Christine Parlour, da Universidade da Califórnia, Berkeley, Uday Rajan, da Universidade de Michigan, e Haoxiang Zhu, do MIT, discutirão conjuntamente os riscos das stablecoins. Markus Brunnermeier, da Universidade de Princeton, encerrará com a apresentação do artigo intitulado "Inteligência Artificial e o Admirável Mundo Novo das Finanças".

Este evento atraiu numerosos decisores políticos internacionais de peso. O governador do Banco de Inglaterra, Bailey, e o governador do Banco da Coreia, Shin Hyun-song, confirmaram a sua presença. A membro da Comissão Executiva do Banco Central Europeu, Schnabel, participará como oradora convidada na discussão dos artigos da manhã de sexta-feira.

Na sexta-feira, realizar-se-á também um painel sobre experiências internacionais em inovação nos pagamentos. O diretor-geral do Banco de Pagamentos Internacionais (BIS), Pablo Hernández de Cos, a diretora-geral do Fundo Monetário Internacional (FMI), Kristalina Georgieva, e o economista-chefe da OCDE, Stefano Scarpetta, partilharão o palco.

Os representantes dos mercados emergentes também merecem destaque. O governador do Banco Central da Argentina, Santiago Bausili, a governadora do Banco Central do Chile, Rosanna Costa, e Olga Lucia Acosta, do Banco Central da Colômbia, constam da lista de participantes.

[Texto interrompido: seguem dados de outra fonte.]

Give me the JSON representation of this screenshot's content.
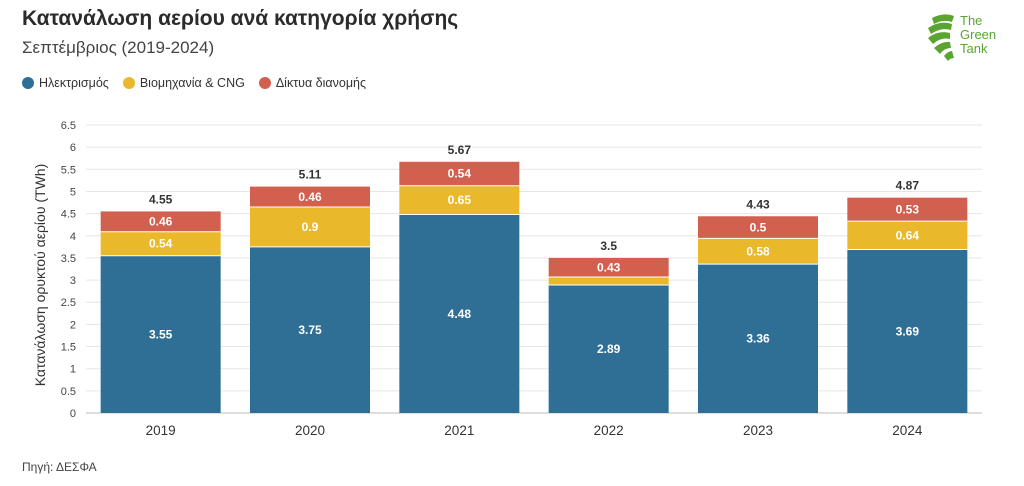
{
  "header": {
    "title": "Κατανάλωση αερίου ανά κατηγορία χρήσης",
    "subtitle": "Σεπτέμβριος (2019-2024)"
  },
  "logo": {
    "line1": "The",
    "line2": "Green",
    "line3": "Tank",
    "color": "#5aa532"
  },
  "footer": {
    "source": "Πηγή: ΔΕΣΦΑ"
  },
  "chart_data": {
    "type": "bar",
    "stacked": true,
    "categories": [
      "2019",
      "2020",
      "2021",
      "2022",
      "2023",
      "2024"
    ],
    "series": [
      {
        "name": "Ηλεκτρισμός",
        "color": "#2f6f96",
        "values": [
          3.55,
          3.75,
          4.48,
          2.89,
          3.36,
          3.69
        ],
        "labels": [
          "3.55",
          "3.75",
          "4.48",
          "2.89",
          "3.36",
          "3.69"
        ]
      },
      {
        "name": "Βιομηχανία & CNG",
        "color": "#eab82b",
        "values": [
          0.54,
          0.9,
          0.65,
          0.18,
          0.58,
          0.64
        ],
        "labels": [
          "0.54",
          "0.9",
          "0.65",
          "",
          "0.58",
          "0.64"
        ]
      },
      {
        "name": "Δίκτυα διανομής",
        "color": "#d2604e",
        "values": [
          0.46,
          0.46,
          0.54,
          0.43,
          0.5,
          0.53
        ],
        "labels": [
          "0.46",
          "0.46",
          "0.54",
          "0.43",
          "0.5",
          "0.53"
        ]
      }
    ],
    "totals": [
      "4.55",
      "5.11",
      "5.67",
      "3.5",
      "4.43",
      "4.87"
    ],
    "ylabel": "Κατανάλωση ορυκτού αερίου (TWh)",
    "ylim": [
      0,
      6.5
    ],
    "yticks": [
      "0",
      "0.5",
      "1",
      "1.5",
      "2",
      "2.5",
      "3",
      "3.5",
      "4",
      "4.5",
      "5",
      "5.5",
      "6",
      "6.5"
    ],
    "grid": true,
    "legend": "top-left"
  }
}
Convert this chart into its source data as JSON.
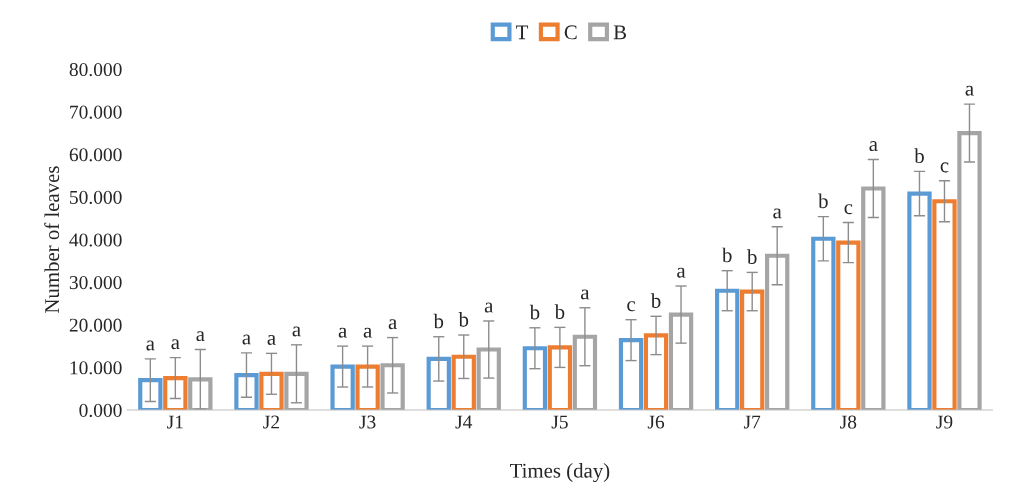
{
  "chart_data": {
    "type": "bar",
    "xlabel": "Times (day)",
    "ylabel": "Number of leaves",
    "categories": [
      "J1",
      "J2",
      "J3",
      "J4",
      "J5",
      "J6",
      "J7",
      "J8",
      "J9"
    ],
    "series": [
      {
        "name": "T",
        "color": "#5b9bd5",
        "values": [
          7,
          8.2,
          10.2,
          12,
          14.5,
          16.4,
          28,
          40.2,
          50.8
        ],
        "errors": [
          5,
          5.2,
          4.8,
          5.2,
          4.8,
          4.8,
          4.7,
          5.2,
          5.2
        ],
        "value_labels": [
          "a",
          "a",
          "a",
          "b",
          "b",
          "c",
          "b",
          "b",
          "b"
        ]
      },
      {
        "name": "C",
        "color": "#ed7d31",
        "values": [
          7.5,
          8.5,
          10.2,
          12.5,
          14.7,
          17.5,
          27.8,
          39.3,
          49
        ],
        "errors": [
          4.8,
          4.8,
          4.8,
          5.1,
          4.7,
          4.5,
          4.5,
          4.7,
          4.8
        ],
        "value_labels": [
          "a",
          "a",
          "a",
          "b",
          "b",
          "b",
          "b",
          "c",
          "c"
        ]
      },
      {
        "name": "B",
        "color": "#a5a5a5",
        "values": [
          7.2,
          8.5,
          10.5,
          14.2,
          17.2,
          22.4,
          36.2,
          52,
          65
        ],
        "errors": [
          7,
          6.8,
          6.5,
          6.7,
          6.8,
          6.7,
          6.8,
          6.8,
          6.8
        ],
        "value_labels": [
          "a",
          "a",
          "a",
          "a",
          "a",
          "a",
          "a",
          "a",
          "a"
        ]
      }
    ],
    "ylim": [
      0,
      80
    ],
    "yticks": [
      {
        "value": 0,
        "label": "0.000"
      },
      {
        "value": 10,
        "label": "10.000"
      },
      {
        "value": 20,
        "label": "20.000"
      },
      {
        "value": 30,
        "label": "30.000"
      },
      {
        "value": 40,
        "label": "40.000"
      },
      {
        "value": 50,
        "label": "50.000"
      },
      {
        "value": 60,
        "label": "60.000"
      },
      {
        "value": 70,
        "label": "70.000"
      },
      {
        "value": 80,
        "label": "80.000"
      }
    ],
    "legend": "top",
    "grid": false
  }
}
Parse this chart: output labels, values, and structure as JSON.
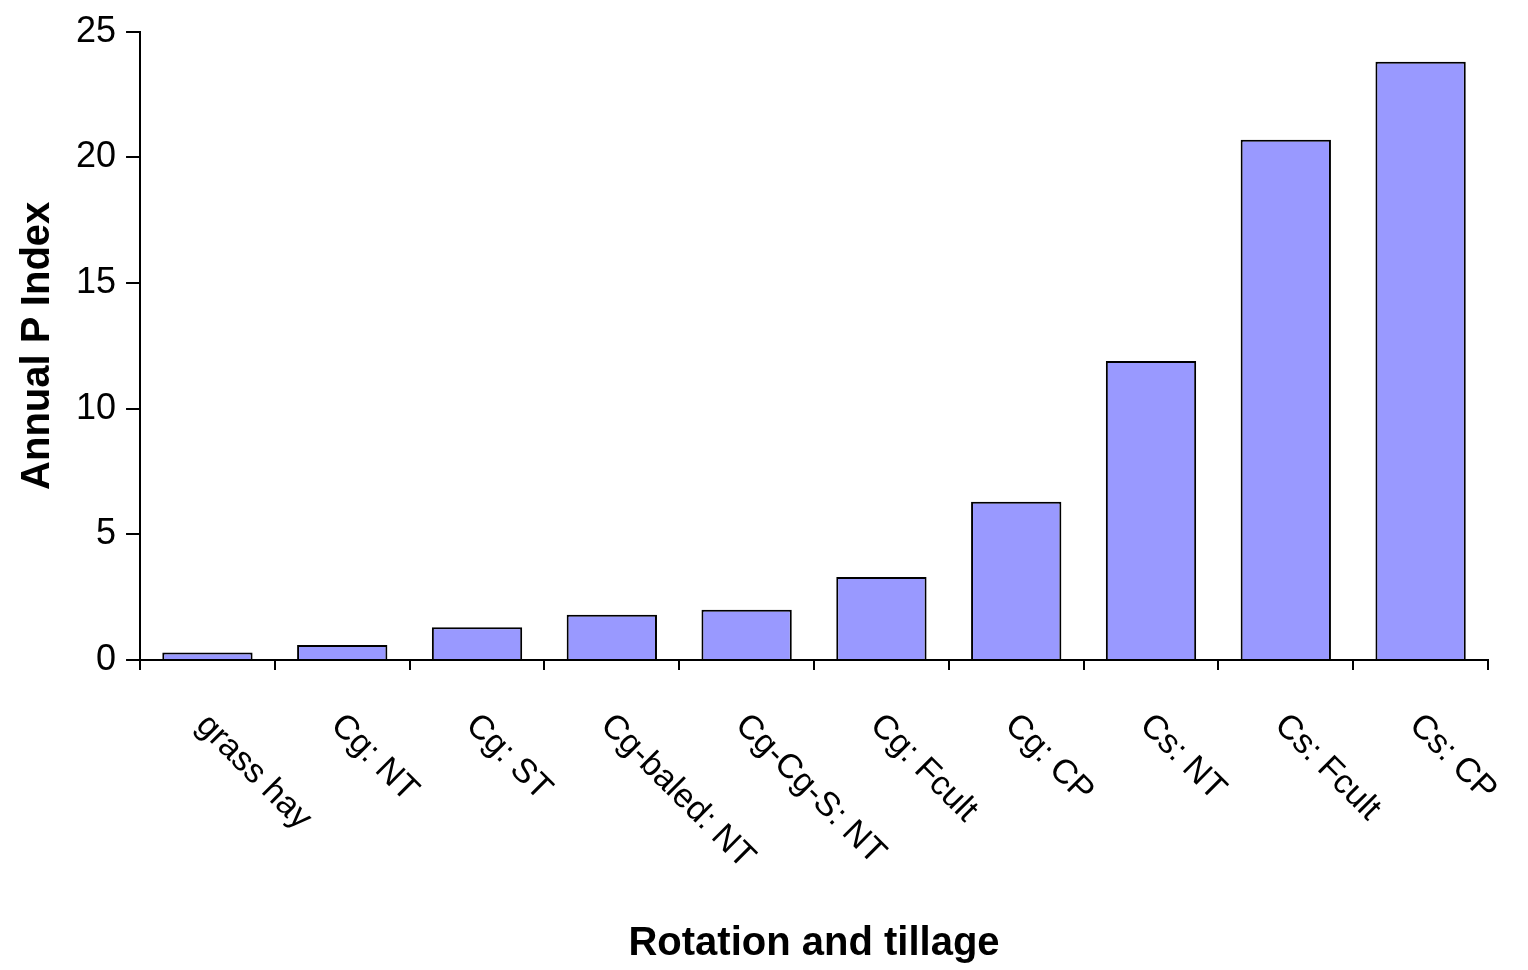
{
  "chart_data": {
    "type": "bar",
    "xlabel": "Rotation and tillage",
    "ylabel": "Annual P Index",
    "categories": [
      "grass hay",
      "Cg: NT",
      "Cg: ST",
      "Cg-baled: NT",
      "Cg-Cg-S: NT",
      "Cg: Fcult",
      "Cg: CP",
      "Cs: NT",
      "Cs: Fcult",
      "Cs: CP"
    ],
    "values": [
      0.3,
      0.6,
      1.3,
      1.8,
      2.0,
      3.3,
      6.3,
      11.9,
      20.7,
      23.8
    ],
    "color": "#9999ff",
    "ylim": [
      0,
      25
    ],
    "yticks": [
      0,
      5,
      10,
      15,
      20,
      25
    ],
    "grid": false,
    "legend": false
  }
}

Entre os representantes académicos, Raghuram Rajan, professor da Universidade de Chicago e membro do grupo de trabalho especial de Warsh sobre o balanço, será orador convidado na sessão de sábado. Karen Dynan, professora da Universidade de Harvard e também membro do grupo de trabalho, deverá igualmente estar presente.

O antigo presidente da Fed, Powell, quebrou a convenção ao permanecer como governador após o fim do seu mandato. Note-se que é também o único decisor da Fed ausente deste evento, de acordo com a lista oficial.